Un établissement bancaire ne se contente jamais d’une simple impression favorable lors d’un rendez-vous.

Chaque dossier passe par plusieurs filtres techniques qui couvrent à la fois la situation financière, le comportement bancaire et la cohérence du projet présenté.

Huit contrôles incontournables avant tout octroi

Voici les huit vérifications systématiques menées par les banques avant l’octroi d’un crédit immobilier ou à la consommation :

  1. La solvabilité et la capacité de remboursement de l’emprunteur
  2. La consultation du fichier FICP géré par la Banque de France
  3. L’analyse des trois derniers relevés bancaires
  4. La stabilité professionnelle et la nature du contrat de travail
  5. Le contrôle de l’apport personnel et de son origine
  6. L’évaluation du projet financé et du bien concerné
  7. L’étude des garanties proposées (hypothèque, caution, assurance)
  8. Le scoring bancaire interne propre à chaque établissement

Le cadre légal qui impose ces contrôles

Ces vérifications ne relèvent pas d’une simple prudence commerciale de la part des banques.

Elles découlent d’un ensemble de textes contraignants qui structurent l’octroi de crédit en France et visent à protéger l’emprunteur autant que l’établissement prêteur.

La décision D-HCSF-2021-7 du 29 septembre 2021, devenue juridiquement contraignante depuis le 1er janvier 2022, fixe deux règles cardinales.

Le taux d’effort de l’emprunteur ne doit pas dépasser 35 % de ses revenus nets, et la durée du prêt immobilier ne peut excéder 25 ans, avec une tolérance de 2 ans dans certains cas précis.

Le Code monétaire et financier impose par ailleurs aux établissements de consulter le Fichier national des incidents de remboursement des crédits aux particuliers avant toute décision d’octroi.

Le non-respect de ces règles expose les banques à des sanctions de l’Autorité de contrôle prudentiel et de résolution (ACPR).

L’évaluation approfondie de votre solvabilité

La solvabilité représente la pierre angulaire de toute analyse de crédit.

Le prêteur cherche à déterminer si vos ressources permettront de couvrir les mensualités jusqu’à la fin du prêt, sans vous placer dans une situation financière intenable.

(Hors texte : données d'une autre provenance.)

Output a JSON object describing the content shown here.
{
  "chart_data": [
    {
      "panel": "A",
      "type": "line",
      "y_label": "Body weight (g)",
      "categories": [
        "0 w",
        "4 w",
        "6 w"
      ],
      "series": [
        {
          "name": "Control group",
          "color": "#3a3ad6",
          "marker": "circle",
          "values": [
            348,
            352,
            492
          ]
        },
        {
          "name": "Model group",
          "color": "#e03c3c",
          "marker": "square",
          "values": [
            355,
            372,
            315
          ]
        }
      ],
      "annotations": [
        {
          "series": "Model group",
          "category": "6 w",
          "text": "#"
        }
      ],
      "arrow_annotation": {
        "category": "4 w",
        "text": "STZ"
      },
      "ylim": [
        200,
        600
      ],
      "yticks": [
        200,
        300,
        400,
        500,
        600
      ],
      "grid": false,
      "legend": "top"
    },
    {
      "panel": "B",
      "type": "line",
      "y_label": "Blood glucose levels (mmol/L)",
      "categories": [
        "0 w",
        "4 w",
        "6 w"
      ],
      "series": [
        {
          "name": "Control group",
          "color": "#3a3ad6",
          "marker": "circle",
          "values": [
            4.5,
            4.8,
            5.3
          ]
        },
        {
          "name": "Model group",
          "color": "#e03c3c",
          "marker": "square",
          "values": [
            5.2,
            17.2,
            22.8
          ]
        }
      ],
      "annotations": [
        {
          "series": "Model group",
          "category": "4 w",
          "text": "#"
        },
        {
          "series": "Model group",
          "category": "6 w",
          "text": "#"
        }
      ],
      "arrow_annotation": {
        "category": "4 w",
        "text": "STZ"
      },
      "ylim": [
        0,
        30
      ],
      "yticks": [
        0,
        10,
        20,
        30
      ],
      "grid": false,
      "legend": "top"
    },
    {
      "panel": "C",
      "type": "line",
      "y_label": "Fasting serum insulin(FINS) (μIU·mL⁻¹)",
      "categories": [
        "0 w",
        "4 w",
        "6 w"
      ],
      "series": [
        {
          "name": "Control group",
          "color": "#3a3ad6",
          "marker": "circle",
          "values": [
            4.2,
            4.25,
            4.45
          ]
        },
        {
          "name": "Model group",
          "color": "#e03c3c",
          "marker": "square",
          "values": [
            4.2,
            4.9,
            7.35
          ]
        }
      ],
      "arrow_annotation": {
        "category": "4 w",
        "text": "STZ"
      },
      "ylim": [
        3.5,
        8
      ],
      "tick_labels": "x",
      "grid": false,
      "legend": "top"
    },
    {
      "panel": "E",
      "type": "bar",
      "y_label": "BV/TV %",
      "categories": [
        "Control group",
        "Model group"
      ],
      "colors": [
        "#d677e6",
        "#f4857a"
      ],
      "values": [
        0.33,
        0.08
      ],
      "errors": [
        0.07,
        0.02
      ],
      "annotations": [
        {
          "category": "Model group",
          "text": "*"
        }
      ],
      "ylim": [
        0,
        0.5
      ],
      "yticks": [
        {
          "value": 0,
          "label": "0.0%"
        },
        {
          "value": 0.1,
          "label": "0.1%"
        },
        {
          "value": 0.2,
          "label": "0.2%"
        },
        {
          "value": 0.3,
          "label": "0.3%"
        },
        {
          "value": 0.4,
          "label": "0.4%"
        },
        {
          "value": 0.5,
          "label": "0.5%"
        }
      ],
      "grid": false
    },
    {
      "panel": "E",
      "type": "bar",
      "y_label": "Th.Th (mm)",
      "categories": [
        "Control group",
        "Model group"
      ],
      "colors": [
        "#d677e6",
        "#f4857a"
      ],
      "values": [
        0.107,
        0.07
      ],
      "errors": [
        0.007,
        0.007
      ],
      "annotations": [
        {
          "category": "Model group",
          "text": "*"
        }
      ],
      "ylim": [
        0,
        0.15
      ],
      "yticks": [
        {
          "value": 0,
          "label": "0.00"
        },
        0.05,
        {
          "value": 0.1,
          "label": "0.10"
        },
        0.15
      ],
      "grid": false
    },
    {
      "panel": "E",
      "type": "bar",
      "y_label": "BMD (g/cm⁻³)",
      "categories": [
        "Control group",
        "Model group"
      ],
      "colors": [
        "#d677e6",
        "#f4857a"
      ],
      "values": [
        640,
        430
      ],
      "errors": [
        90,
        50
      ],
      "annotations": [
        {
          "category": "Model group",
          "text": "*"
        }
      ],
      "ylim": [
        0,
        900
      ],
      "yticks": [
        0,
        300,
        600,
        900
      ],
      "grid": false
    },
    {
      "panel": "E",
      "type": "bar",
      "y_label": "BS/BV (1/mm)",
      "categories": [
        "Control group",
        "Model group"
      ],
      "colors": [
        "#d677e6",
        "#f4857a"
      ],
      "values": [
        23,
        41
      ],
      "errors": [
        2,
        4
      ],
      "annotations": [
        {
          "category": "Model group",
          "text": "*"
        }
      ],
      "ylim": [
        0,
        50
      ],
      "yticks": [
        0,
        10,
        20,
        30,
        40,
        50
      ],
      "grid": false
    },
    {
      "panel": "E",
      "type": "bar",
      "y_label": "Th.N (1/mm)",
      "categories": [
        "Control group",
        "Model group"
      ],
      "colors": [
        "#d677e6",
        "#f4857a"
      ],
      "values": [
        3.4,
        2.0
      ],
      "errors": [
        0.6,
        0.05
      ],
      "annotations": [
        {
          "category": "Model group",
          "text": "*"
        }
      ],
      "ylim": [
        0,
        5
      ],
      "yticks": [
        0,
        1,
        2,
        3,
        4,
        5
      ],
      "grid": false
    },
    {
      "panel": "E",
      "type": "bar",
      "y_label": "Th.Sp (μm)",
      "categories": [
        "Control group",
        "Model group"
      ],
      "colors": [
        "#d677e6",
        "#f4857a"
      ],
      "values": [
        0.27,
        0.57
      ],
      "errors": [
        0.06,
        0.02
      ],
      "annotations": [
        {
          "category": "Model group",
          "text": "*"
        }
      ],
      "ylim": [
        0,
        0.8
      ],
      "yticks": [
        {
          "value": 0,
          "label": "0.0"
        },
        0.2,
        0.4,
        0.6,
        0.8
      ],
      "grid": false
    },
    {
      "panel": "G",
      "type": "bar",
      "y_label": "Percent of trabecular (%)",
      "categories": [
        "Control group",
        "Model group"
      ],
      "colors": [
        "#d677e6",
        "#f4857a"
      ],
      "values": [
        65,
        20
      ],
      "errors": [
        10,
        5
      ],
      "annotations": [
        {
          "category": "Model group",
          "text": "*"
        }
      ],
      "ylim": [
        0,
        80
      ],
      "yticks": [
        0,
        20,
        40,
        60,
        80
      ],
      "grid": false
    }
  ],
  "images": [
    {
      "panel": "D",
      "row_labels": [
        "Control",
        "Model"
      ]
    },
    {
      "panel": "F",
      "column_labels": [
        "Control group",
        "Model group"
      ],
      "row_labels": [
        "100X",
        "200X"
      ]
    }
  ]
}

Le taux d’endettement plafonné à 35 %

Le calcul retient l’ensemble des charges d’emprunt rapportées aux revenus annuels nets.

Toutes les mensualités de crédit en cours entrent dans l’équation : prêts immobiliers, crédits à la consommation, pensions alimentaires versées.

L’assurance emprunteur est également comptabilisée dans ce ratio.

S’agissant d’un investissement locatif, les loyers attendus sont retenus à hauteur de 70 % de leur montant.

Une marge de dérogation de 20 % des dossiers permet aux banques de dépasser ce seuil, à condition que le profil présente des garanties solides.

Le reste à vivre, indicateur complémentaire

Au-delà du ratio brut, les banques examinent ce qui demeure dans le budget après paiement de toutes les charges fixes.

Un célibataire devra disposer d’environ 800 € de reste à vivre, contre 1 200 € pour un couple sans enfant, et près de 300 € supplémentaires par personne à charge.

Un reste à vivre confortable peut justifier une dérogation au seuil réglementaire des 35 %.

Salaire mensuel net Mensualité maximale (35 %) Capacité d’emprunt indicative sur 20 ans
1 500 € 525 € ≈ 95 000 €
2 000 € 700 € ≈ 127 000 €
2 500 € 875 € ≈ 158 000 €
3 000 € 1 050 € ≈ 190 000 €
4 000 € 1 400 € ≈ 253 000 €

La consultation obligatoire des fichiers de la Banque de France

Avant tout octroi de crédit, le prêteur a l’obligation de consulter les fichiers d’incidents tenus par la Banque de France.

Cette démarche, prévue par la loi Lagarde de 2010 et renforcée par la directive européenne de 2014, conditionne l’analyse finale du dossier.

Le FICP : le fichier déterminant

Géré par la Banque de France, le Fichier des incidents de remboursement des crédits aux particuliers recense les défauts de paiement et les situations de surendettement.

Une inscription se déclenche après deux mensualités impayées consécutives, ou un découvert non régularisé supérieur à 500 € passé un délai de 60 jours.

La durée d’inscription atteint cinq ans dans le cadre d’un incident de paiement classique.

Une inscription au FICP n’interdit pas formellement l’octroi d’un crédit ; en pratique, néanmoins, elle entraîne presque systématiquement un refus.

Le FCC : les incidents liés aux moyens de paiement

Le Fichier central des chèques centralise les interdictions bancaires d’émettre des chèques ainsi que les retraits de cartes pour usage abusif.

La durée d’inscription est de cinq ans pour une interdiction de chéquier, et de deux ans pour un retrait de carte bancaire.

Toute personne peut vérifier sa situation gratuitement, par courrier ou en ligne, auprès de la Banque de France.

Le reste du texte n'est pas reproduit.